JOURNAL ARTICLE

Distinct bacterial communities dominate tropical and temperate zone leaf litter

Mincheol Kim, Woo-Sung Kim, Binu M Tripathi, Jonathan Adams
Microbial Ecology 2014, 67 (4): 837-48
24549745
Little is known of the bacterial community of tropical rainforest leaf litter and how it might differ from temperate forest leaf litter and from the soils underneath. We sampled leaf litter in a similarly advanced stage of decay, and for comparison, we also sampled the surface layer of soil, at three tropical forest sites in Malaysia and four temperate forest sites in South Korea. Illumina sequencing targeting partial bacterial 16S ribosomal ribonucleic acid (rRNA) gene revealed that the bacterial community composition of both temperate and tropical litter is quite distinct from the soils underneath. Litter in both temperate and tropical forest was dominated by Proteobacteria and Actinobacteria, while soil is dominated by Acidobacteria and, to a lesser extent, Proteobacteria. However, bacterial communities of temperate and tropical litter clustered separately from one another on an ordination. The soil bacterial community structures were also distinctive to each climatic zone, suggesting that there must be a climate-specific biogeographical pattern in bacterial community composition.
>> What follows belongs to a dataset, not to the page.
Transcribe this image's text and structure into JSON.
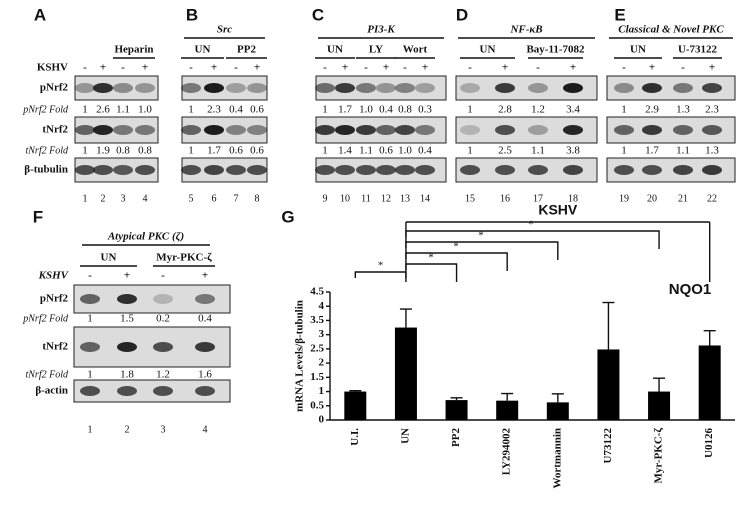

The differences were also found in the level of diversity. The temperate litter has a higher operational taxonomic unit (OTU) diversity than the tropical litter, paralleling the trend in soil diversity. Overall, it is striking that the difference in community composition between the leaf litter and the soil a few centimeters underneath is about the same as that between leaf litter in tropical and temperate climates, thousands of kilometers apart. However, one substantial difference was that the leaf litter of two tropical forest sites, Meranti and Forest Research Institute Malaysia (FRIM), was overwhelmingly dominated by the single genus Burkholderia, at 37 and 23 % of reads, respectively. The 454 sequencing result showed that most Burkholderia species in tropical leaf litter belong to nonpathogenic "plant beneficial" lineages. The differences from the temperate zone in the bacterial community of tropical forest litter may be partly a product of its differing chemistry, although the unvarying climate might also play a role, as might interactions with other organisms such as fungi. The single genus Burkholderia may be seen as potentially playing a major role in decomposition and nutrient cycling in tropical forests, but apparently not in temperate forests.